Traditionally, aviation medicine has adopted a conservative approach to medical clearance, appropriately reflecting the constraints of the in‐flight environment. Limited medical resources, restricted access to advanced interventions, lack of supplemental oxygen, and the logistical and financial consequences of flight diversion mean clinical deterioration at altitude is difficult to manage. Events of deterioration may affect not only the individual patient but also other passengers and airline operations. Due to this, existing guidelines are designed to minimise the likelihood of in‐flight medical emergencies, aiming to protect both the patient's safety and the aviation system. Whilst a conservative approach is appropriate in cases of uncertainty, an individualised risk assessment informed by aetiology, size, clinical and radiographic stability, baseline oxygen levels and planned flight characteristics, when applied cautiously, may help to reduce unnecessary travel restrictions in selected low‐risk patients.

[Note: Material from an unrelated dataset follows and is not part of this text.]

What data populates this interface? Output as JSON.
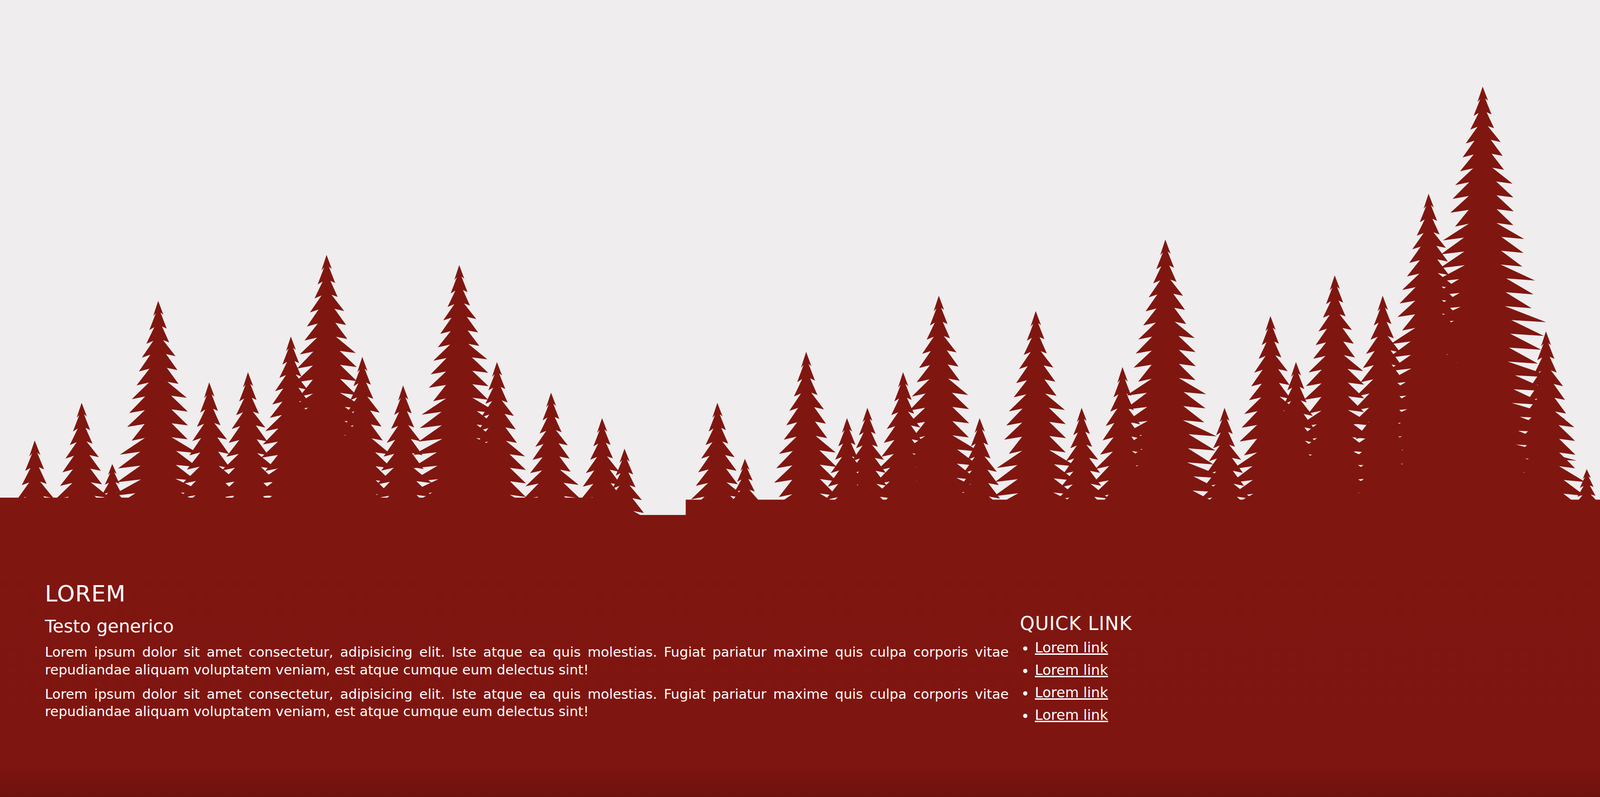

To conclude, this case adds to emerging evidence suggesting that selected patients may safely undertake commercial air travel shortly after the development of a small, stable pneumothorax, despite traditional recommendations for a 7‐day delay following radiographic resolution. The patient remained asymptomatic during both short and long‐haul flights and on additional high‐altitude exposure, with no radiographic or clinical exacerbation observed. Current aviation guidelines are necessarily conservative; however, they may not fully reflect the growing body of clinical evidence. Individualised risk assessment may be appropriate in place of uniform travel delays in asymptomatic patients with small post‐traumatic pneumothoraces providing patients are normoxic on room air and demonstrate radiographic stability over time. As a single case, these findings are not generalisable and do not supersede current guidelines; however, they contribute to a growing literature that may support guideline adjustment. Further prospective studies are warranted to define patient‐specific risk factors and refine suggestions for air travel, with the goal to reduce patient burden without compromising safety. These could be performed outside of aviation, potentially making use of the number of inhabited places above 8000 ft., or by further study using medical barometric pressure centres.
Disclosure
Artificial intelligence tools were used to assist with language editing and structural refinement of the manuscript. All clinical content, analysis and conclusions were authored and verified by the authors.
Consent
The authors declare that written informed consent was obtained for the publication of this manuscript and accompanying images using the consent form provided by the Journal.
Conflicts of Interest
The authors declare no conflicts of interest.